Romania: OECD guidelines on tax residence evoke uncertainty
Claudia Sofianu and Geanina Ciorâţă of EY Romania consider the tax implications arising from restrictions on the free movement of the workforce as a result of the coronavirus pandemic.
The rapid spread of COVID-19 across the world has had a significant impact not only on our general lifestyle, but also on the global economy. Measures such as restricted travel, strict quarantine rules, and social distancing have become the norm, and, as the COVID-19 crisis transforms into an economic crisis, governments and world organisations have had to take prompt and concrete action to support businesses and individuals.
In an economy previously based on free movement of the workforce, the closure of borders has had a multi-layered impact. It soon became apparent that increased tele-working for otherwise mobile employees was one of the major problematic tax-related scenarios, and this led to questions regarding tax residency and the taxation of related salary income.
In April 2020, the OECD released guidance referring to, inter alia, the change of residence and its related impact on salary income for mobile employees under two scenarios:
An individual travelling to a country outside of the usual place of work (for holiday or short period of work) and not able to return to the home country due to travel restrictions: in some cases, under the domestic legislation, the individual may become tax resident in the country of presence. However, the guidance explains that under the treaty rules, generally, the individual would not become tax resident of that country.
An individual undertaking employment activities in a host country and due to the COVID-19 situation returns to the home country: if the individual previously lost residence in the home country, even in the unlikely event where residence would be regained during the temporary return (based on the local legislation), the guidance explains that under the treaty rules, the individual would not become resident of that country due to the short period of return.

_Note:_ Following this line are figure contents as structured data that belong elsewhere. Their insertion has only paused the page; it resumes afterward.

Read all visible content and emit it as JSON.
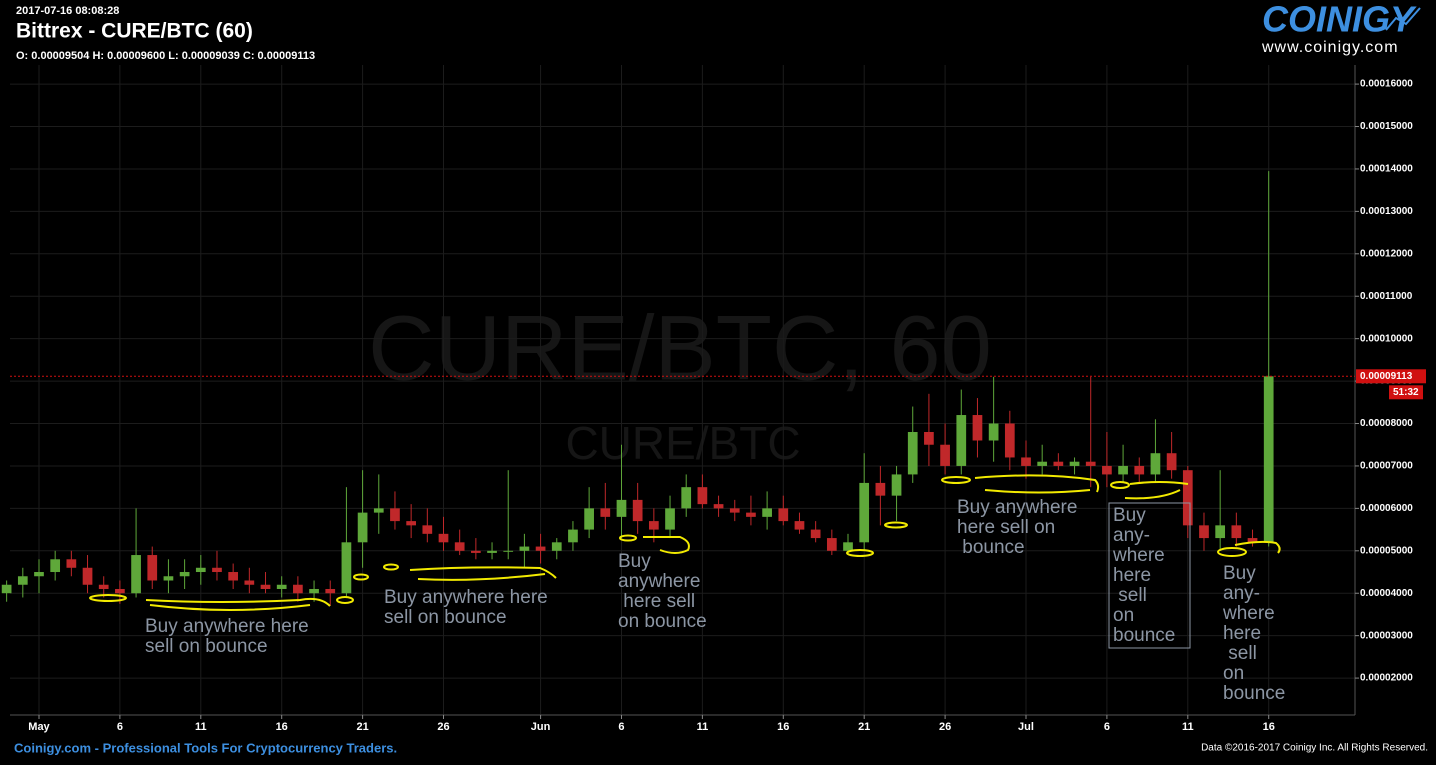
{
  "header": {
    "timestamp": "2017-07-16 08:08:28",
    "title": "Bittrex - CURE/BTC (60)",
    "ohlc": "O: 0.00009504 H: 0.00009600 L: 0.00009039 C: 0.00009113",
    "logo": "COINIGY",
    "site": "www.coinigy.com"
  },
  "footer": {
    "left": "Coinigy.com - Professional Tools For Cryptocurrency Traders.",
    "right": "Data ©2016-2017 Coinigy Inc. All Rights Reserved."
  },
  "chart_data": {
    "type": "candlestick",
    "watermark": "CURE/BTC, 60",
    "watermark_sub": "CURE/BTC",
    "x": [
      "2017-04-29",
      "2017-04-30",
      "2017-05-01",
      "2017-05-02",
      "2017-05-03",
      "2017-05-04",
      "2017-05-05",
      "2017-05-06",
      "2017-05-07",
      "2017-05-08",
      "2017-05-09",
      "2017-05-10",
      "2017-05-11",
      "2017-05-12",
      "2017-05-13",
      "2017-05-14",
      "2017-05-15",
      "2017-05-16",
      "2017-05-17",
      "2017-05-18",
      "2017-05-19",
      "2017-05-20",
      "2017-05-21",
      "2017-05-22",
      "2017-05-23",
      "2017-05-24",
      "2017-05-25",
      "2017-05-26",
      "2017-05-27",
      "2017-05-28",
      "2017-05-29",
      "2017-05-30",
      "2017-05-31",
      "2017-06-01",
      "2017-06-02",
      "2017-06-03",
      "2017-06-04",
      "2017-06-05",
      "2017-06-06",
      "2017-06-07",
      "2017-06-08",
      "2017-06-09",
      "2017-06-10",
      "2017-06-11",
      "2017-06-12",
      "2017-06-13",
      "2017-06-14",
      "2017-06-15",
      "2017-06-16",
      "2017-06-17",
      "2017-06-18",
      "2017-06-19",
      "2017-06-20",
      "2017-06-21",
      "2017-06-22",
      "2017-06-23",
      "2017-06-24",
      "2017-06-25",
      "2017-06-26",
      "2017-06-27",
      "2017-06-28",
      "2017-06-29",
      "2017-06-30",
      "2017-07-01",
      "2017-07-02",
      "2017-07-03",
      "2017-07-04",
      "2017-07-05",
      "2017-07-06",
      "2017-07-07",
      "2017-07-08",
      "2017-07-09",
      "2017-07-10",
      "2017-07-11",
      "2017-07-12",
      "2017-07-13",
      "2017-07-14",
      "2017-07-15",
      "2017-07-16"
    ],
    "open": [
      4e-05,
      4.2e-05,
      4.4e-05,
      4.5e-05,
      4.8e-05,
      4.6e-05,
      4.2e-05,
      4.1e-05,
      4e-05,
      4.9e-05,
      4.3e-05,
      4.4e-05,
      4.5e-05,
      4.6e-05,
      4.5e-05,
      4.3e-05,
      4.2e-05,
      4.1e-05,
      4.2e-05,
      4e-05,
      4.1e-05,
      4e-05,
      5.2e-05,
      5.9e-05,
      6e-05,
      5.7e-05,
      5.6e-05,
      5.4e-05,
      5.2e-05,
      5e-05,
      4.95e-05,
      5e-05,
      5e-05,
      5.1e-05,
      5e-05,
      5.2e-05,
      5.5e-05,
      6e-05,
      5.8e-05,
      6.2e-05,
      5.7e-05,
      5.5e-05,
      6e-05,
      6.5e-05,
      6.1e-05,
      6e-05,
      5.9e-05,
      5.8e-05,
      6e-05,
      5.7e-05,
      5.5e-05,
      5.3e-05,
      5e-05,
      5.2e-05,
      6.6e-05,
      6.3e-05,
      6.8e-05,
      7.8e-05,
      7.5e-05,
      7e-05,
      8.2e-05,
      7.6e-05,
      8e-05,
      7.2e-05,
      7e-05,
      7.1e-05,
      7e-05,
      7.1e-05,
      7e-05,
      6.8e-05,
      7e-05,
      6.8e-05,
      7.3e-05,
      6.9e-05,
      5.6e-05,
      5.3e-05,
      5.6e-05,
      5.3e-05,
      5.2e-05
    ],
    "high": [
      4.3e-05,
      4.6e-05,
      4.8e-05,
      5e-05,
      5e-05,
      4.9e-05,
      4.4e-05,
      4.3e-05,
      6e-05,
      5.1e-05,
      4.8e-05,
      4.8e-05,
      4.9e-05,
      5e-05,
      4.7e-05,
      4.6e-05,
      4.5e-05,
      4.4e-05,
      4.4e-05,
      4.3e-05,
      4.3e-05,
      6.5e-05,
      6.9e-05,
      6.8e-05,
      6.4e-05,
      6.1e-05,
      6e-05,
      5.8e-05,
      5.5e-05,
      5.3e-05,
      5.2e-05,
      6.9e-05,
      5.4e-05,
      5.4e-05,
      5.3e-05,
      5.7e-05,
      6.5e-05,
      6.6e-05,
      7.5e-05,
      6.6e-05,
      6e-05,
      6.3e-05,
      6.8e-05,
      6.8e-05,
      6.3e-05,
      6.2e-05,
      6.3e-05,
      6.4e-05,
      6.3e-05,
      5.9e-05,
      5.7e-05,
      5.5e-05,
      5.4e-05,
      7.3e-05,
      7e-05,
      7e-05,
      8.4e-05,
      8.7e-05,
      8e-05,
      8.8e-05,
      8.6e-05,
      9.1e-05,
      8.3e-05,
      7.6e-05,
      7.5e-05,
      7.3e-05,
      7.2e-05,
      9.1e-05,
      7.8e-05,
      7.5e-05,
      7.2e-05,
      8.1e-05,
      7.8e-05,
      7e-05,
      5.9e-05,
      6.9e-05,
      5.9e-05,
      5.5e-05,
      0.0001395
    ],
    "low": [
      3.8e-05,
      3.9e-05,
      4e-05,
      4.3e-05,
      4.4e-05,
      4e-05,
      3.9e-05,
      3.75e-05,
      3.9e-05,
      4.1e-05,
      4e-05,
      4.1e-05,
      4.2e-05,
      4.3e-05,
      4.1e-05,
      4e-05,
      4e-05,
      3.9e-05,
      3.8e-05,
      3.8e-05,
      3.7e-05,
      3.9e-05,
      4.6e-05,
      5.4e-05,
      5.5e-05,
      5.3e-05,
      5.2e-05,
      5e-05,
      4.9e-05,
      4.8e-05,
      4.8e-05,
      4.8e-05,
      4.6e-05,
      4.7e-05,
      4.8e-05,
      5e-05,
      5.3e-05,
      5.5e-05,
      5.3e-05,
      5.4e-05,
      5.2e-05,
      5.3e-05,
      5.8e-05,
      6e-05,
      5.8e-05,
      5.7e-05,
      5.6e-05,
      5.5e-05,
      5.6e-05,
      5.4e-05,
      5.2e-05,
      4.9e-05,
      4.9e-05,
      5e-05,
      5.6e-05,
      5.7e-05,
      6.6e-05,
      7e-05,
      6.8e-05,
      6.8e-05,
      7.2e-05,
      7.1e-05,
      6.9e-05,
      6.7e-05,
      6.8e-05,
      6.9e-05,
      6.8e-05,
      6.5e-05,
      6.5e-05,
      6.6e-05,
      6.6e-05,
      6.6e-05,
      6.7e-05,
      5.3e-05,
      5e-05,
      5e-05,
      5.1e-05,
      5.1e-05,
      5.1e-05
    ],
    "close": [
      4.2e-05,
      4.4e-05,
      4.5e-05,
      4.8e-05,
      4.6e-05,
      4.2e-05,
      4.1e-05,
      4e-05,
      4.9e-05,
      4.3e-05,
      4.4e-05,
      4.5e-05,
      4.6e-05,
      4.5e-05,
      4.3e-05,
      4.2e-05,
      4.1e-05,
      4.2e-05,
      4e-05,
      4.1e-05,
      4e-05,
      5.2e-05,
      5.9e-05,
      6e-05,
      5.7e-05,
      5.6e-05,
      5.4e-05,
      5.2e-05,
      5e-05,
      4.95e-05,
      5e-05,
      5e-05,
      5.1e-05,
      5e-05,
      5.2e-05,
      5.5e-05,
      6e-05,
      5.8e-05,
      6.2e-05,
      5.7e-05,
      5.5e-05,
      6e-05,
      6.5e-05,
      6.1e-05,
      6e-05,
      5.9e-05,
      5.8e-05,
      6e-05,
      5.7e-05,
      5.5e-05,
      5.3e-05,
      5e-05,
      5.2e-05,
      6.6e-05,
      6.3e-05,
      6.8e-05,
      7.8e-05,
      7.5e-05,
      7e-05,
      8.2e-05,
      7.6e-05,
      8e-05,
      7.2e-05,
      7e-05,
      7.1e-05,
      7e-05,
      7.1e-05,
      7e-05,
      6.8e-05,
      7e-05,
      6.8e-05,
      7.3e-05,
      6.9e-05,
      5.6e-05,
      5.3e-05,
      5.6e-05,
      5.3e-05,
      5.2e-05,
      9.113e-05
    ],
    "up_color": "#5fa83a",
    "down_color": "#c0282a",
    "xlim": [
      "2017-04-29T05:00",
      "2017-07-21T08:00"
    ],
    "xticks": [
      {
        "value": "2017-05-01",
        "label": "May"
      },
      {
        "value": "2017-05-06",
        "label": "6"
      },
      {
        "value": "2017-05-11",
        "label": "11"
      },
      {
        "value": "2017-05-16",
        "label": "16"
      },
      {
        "value": "2017-05-21",
        "label": "21"
      },
      {
        "value": "2017-05-26",
        "label": "26"
      },
      {
        "value": "2017-06-01",
        "label": "Jun"
      },
      {
        "value": "2017-06-06",
        "label": "6"
      },
      {
        "value": "2017-06-11",
        "label": "11"
      },
      {
        "value": "2017-06-16",
        "label": "16"
      },
      {
        "value": "2017-06-21",
        "label": "21"
      },
      {
        "value": "2017-06-26",
        "label": "26"
      },
      {
        "value": "2017-07-01",
        "label": "Jul"
      },
      {
        "value": "2017-07-06",
        "label": "6"
      },
      {
        "value": "2017-07-11",
        "label": "11"
      },
      {
        "value": "2017-07-16",
        "label": "16"
      }
    ],
    "ylim": [
      1.13e-05,
      0.0001645
    ],
    "yticks": [
      {
        "value": 2e-05,
        "label": "0.00002000"
      },
      {
        "value": 3e-05,
        "label": "0.00003000"
      },
      {
        "value": 4e-05,
        "label": "0.00004000"
      },
      {
        "value": 5e-05,
        "label": "0.00005000"
      },
      {
        "value": 6e-05,
        "label": "0.00006000"
      },
      {
        "value": 7e-05,
        "label": "0.00007000"
      },
      {
        "value": 8e-05,
        "label": "0.00008000"
      },
      {
        "value": 9e-05,
        "label": "0.00009000"
      },
      {
        "value": 0.0001,
        "label": "0.00010000"
      },
      {
        "value": 0.00011,
        "label": "0.00011000"
      },
      {
        "value": 0.00012,
        "label": "0.00012000"
      },
      {
        "value": 0.00013,
        "label": "0.00013000"
      },
      {
        "value": 0.00014,
        "label": "0.00014000"
      },
      {
        "value": 0.00015,
        "label": "0.00015000"
      },
      {
        "value": 0.00016,
        "label": "0.00016000"
      }
    ],
    "grid": true,
    "last_price": 9.113e-05,
    "countdown": "51:32",
    "annotations": [
      [
        "Buy anywhere here",
        "sell on bounce"
      ],
      [
        "Buy anywhere here",
        "sell on bounce"
      ],
      [
        "Buy",
        "anywhere",
        " here sell",
        "on bounce"
      ],
      [
        "Buy anywhere",
        "here sell on",
        " bounce"
      ],
      [
        "Buy",
        "any-",
        "where",
        "here",
        " sell",
        "on",
        "bounce"
      ],
      [
        "Buy",
        "any-",
        "where",
        "here",
        " sell",
        "on",
        "bounce"
      ]
    ]
  }
}
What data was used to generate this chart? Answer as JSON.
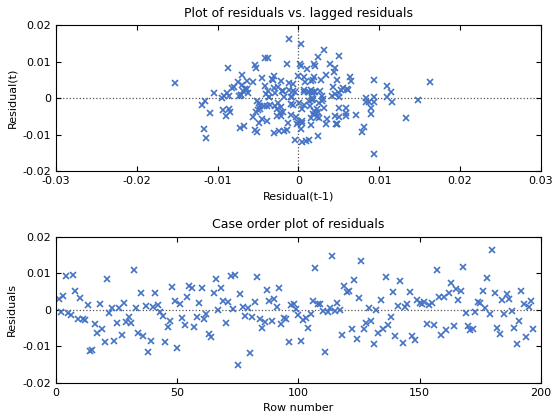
{
  "title1": "Plot of residuals vs. lagged residuals",
  "title2": "Case order plot of residuals",
  "xlabel1": "Residual(t-1)",
  "ylabel1": "Residual(t)",
  "xlabel2": "Row number",
  "ylabel2": "Residuals",
  "xlim1": [
    -0.03,
    0.03
  ],
  "ylim1": [
    -0.02,
    0.02
  ],
  "xlim2": [
    0,
    200
  ],
  "ylim2": [
    -0.02,
    0.02
  ],
  "marker_color": "#4472c4",
  "marker": "x",
  "markersize": 4,
  "markeredgewidth": 1.2,
  "hline_color": "#555555",
  "hline_style": ":",
  "vline_color": "#555555",
  "vline_style": ":",
  "n_points": 197,
  "seed": 42,
  "background_color": "#ffffff",
  "xticks1": [
    -0.03,
    -0.02,
    -0.01,
    0,
    0.01,
    0.02,
    0.03
  ],
  "yticks1": [
    -0.02,
    -0.01,
    0,
    0.01,
    0.02
  ],
  "xticks2": [
    0,
    50,
    100,
    150,
    200
  ],
  "yticks2": [
    -0.02,
    -0.01,
    0,
    0.01,
    0.02
  ],
  "title_fontsize": 9,
  "label_fontsize": 8,
  "tick_fontsize": 8
}
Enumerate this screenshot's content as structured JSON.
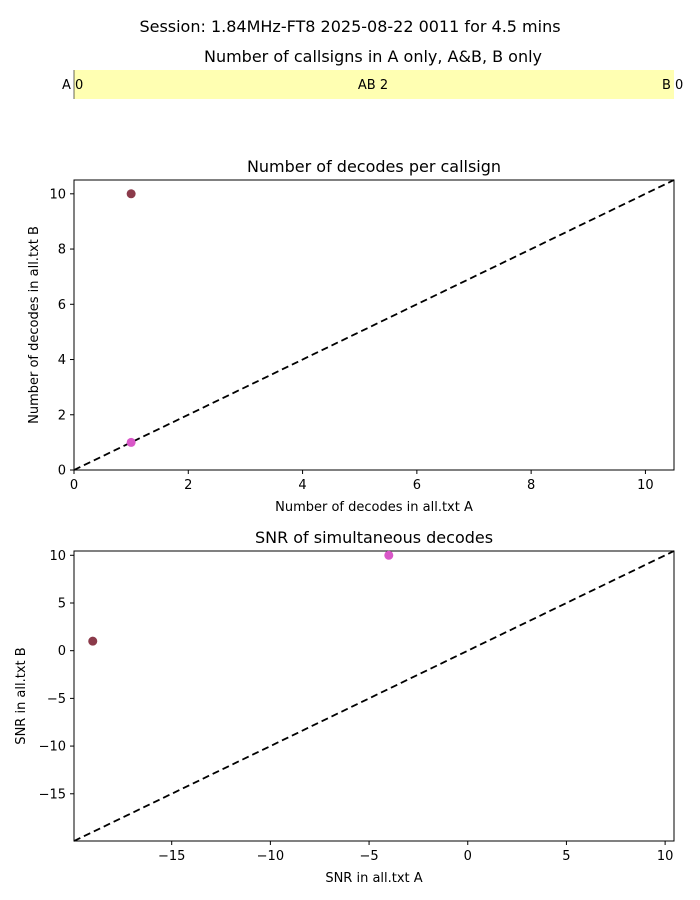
{
  "suptitle": "Session: 1.84MHz-FT8 2025-08-22 0011 for 4.5 mins",
  "colors": {
    "bar_fill": "#ffffb2",
    "point_dark": "#8b3a4a",
    "point_pink": "#d957c8",
    "diagonal": "#000000"
  },
  "chart_data": [
    {
      "type": "bar",
      "title": "Number of callsigns in A only, A&B, B only",
      "segments": [
        {
          "label": "A",
          "value": 0,
          "text": "A 0"
        },
        {
          "label": "AB",
          "value": 2,
          "text": "AB 2"
        },
        {
          "label": "B",
          "value": 0,
          "text": "B 0"
        }
      ],
      "grid": false
    },
    {
      "type": "scatter",
      "title": "Number of decodes per callsign",
      "xlabel": "Number of decodes in all.txt A",
      "ylabel": "Number of decodes in all.txt B",
      "xlim": [
        0,
        10.5
      ],
      "ylim": [
        0,
        10.5
      ],
      "xticks": [
        0,
        2,
        4,
        6,
        8,
        10
      ],
      "yticks": [
        0,
        2,
        4,
        6,
        8,
        10
      ],
      "diagonal": [
        [
          0,
          0
        ],
        [
          10.5,
          10.5
        ]
      ],
      "points": [
        {
          "x": 1,
          "y": 10,
          "color": "#8b3a4a"
        },
        {
          "x": 1,
          "y": 1,
          "color": "#d957c8"
        }
      ],
      "grid": false
    },
    {
      "type": "scatter",
      "title": "SNR of simultaneous decodes",
      "xlabel": "SNR in all.txt A",
      "ylabel": "SNR in all.txt B",
      "xlim": [
        -19.95,
        10.45
      ],
      "ylim": [
        -19.95,
        10.45
      ],
      "xticks": [
        -15,
        -10,
        -5,
        0,
        5,
        10
      ],
      "yticks": [
        -15,
        -10,
        -5,
        0,
        5,
        10
      ],
      "diagonal": [
        [
          -19.95,
          -19.95
        ],
        [
          10.45,
          10.45
        ]
      ],
      "points": [
        {
          "x": -19,
          "y": 1,
          "color": "#8b3a4a"
        },
        {
          "x": -4,
          "y": 10,
          "color": "#d957c8"
        }
      ],
      "grid": false
    }
  ]
}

The OECD recommendation is for countries to consider that individuals should maintain the tax obligations they had during ‘a more normal period of time’. Still, deviations from the above may arise due to lack of tax treaties between the relevant countries, specifics of the applicable treaties, tax residency status which may have been unclear even before the pandemic, and potential applicable domestic rules.
Some countries have already issued guidance with respect to the local application of the above guidelines. The UK, for example, has delivered detailed information in regard to exceptional circumstances that should be considered in the context of the statutory residence test. Ireland has also addressed the subject where an individual may not leave the country due to force majeure situations and how payroll should be operated for multi-state workers in the unusual cases encountered during the pandemic.
So far, no specific guidance has been provided by the Romanian government with respect to such aspects. Therefore, existing legislation/double tax treaties should be observed.
On the other hand, the OECD guidelines do not address all employment tax matters that could arise for an individual during these exceptional times, such as:
Non-resident taxation could still arise in the country of stay, as per domestic legislation.
Individuals working in a host country where they did not yet establish residency, upon temporary return to the home country, could be liable to salary taxation there, potentially leading to double taxation.
Individuals who were supposed to leave their country for an employment/assignment in another country and would normally no longer be subject to taxation in the home country, if the departure date is delayed, could still be liable to salary taxation if they start working from the home country.
Allocation of income for tax purposes, related to work exercised in two or more states could be complex, if the income relates to a longer period, including the pandemic, when the presence in various country did not follow the usual pattern.
In conclusion, while the OECD guidelines do offer clarity on certain matters when analysing the tax obligations in various countries, individuals should still consider various domestic legislations and assess their tax position considering their personal circumstances.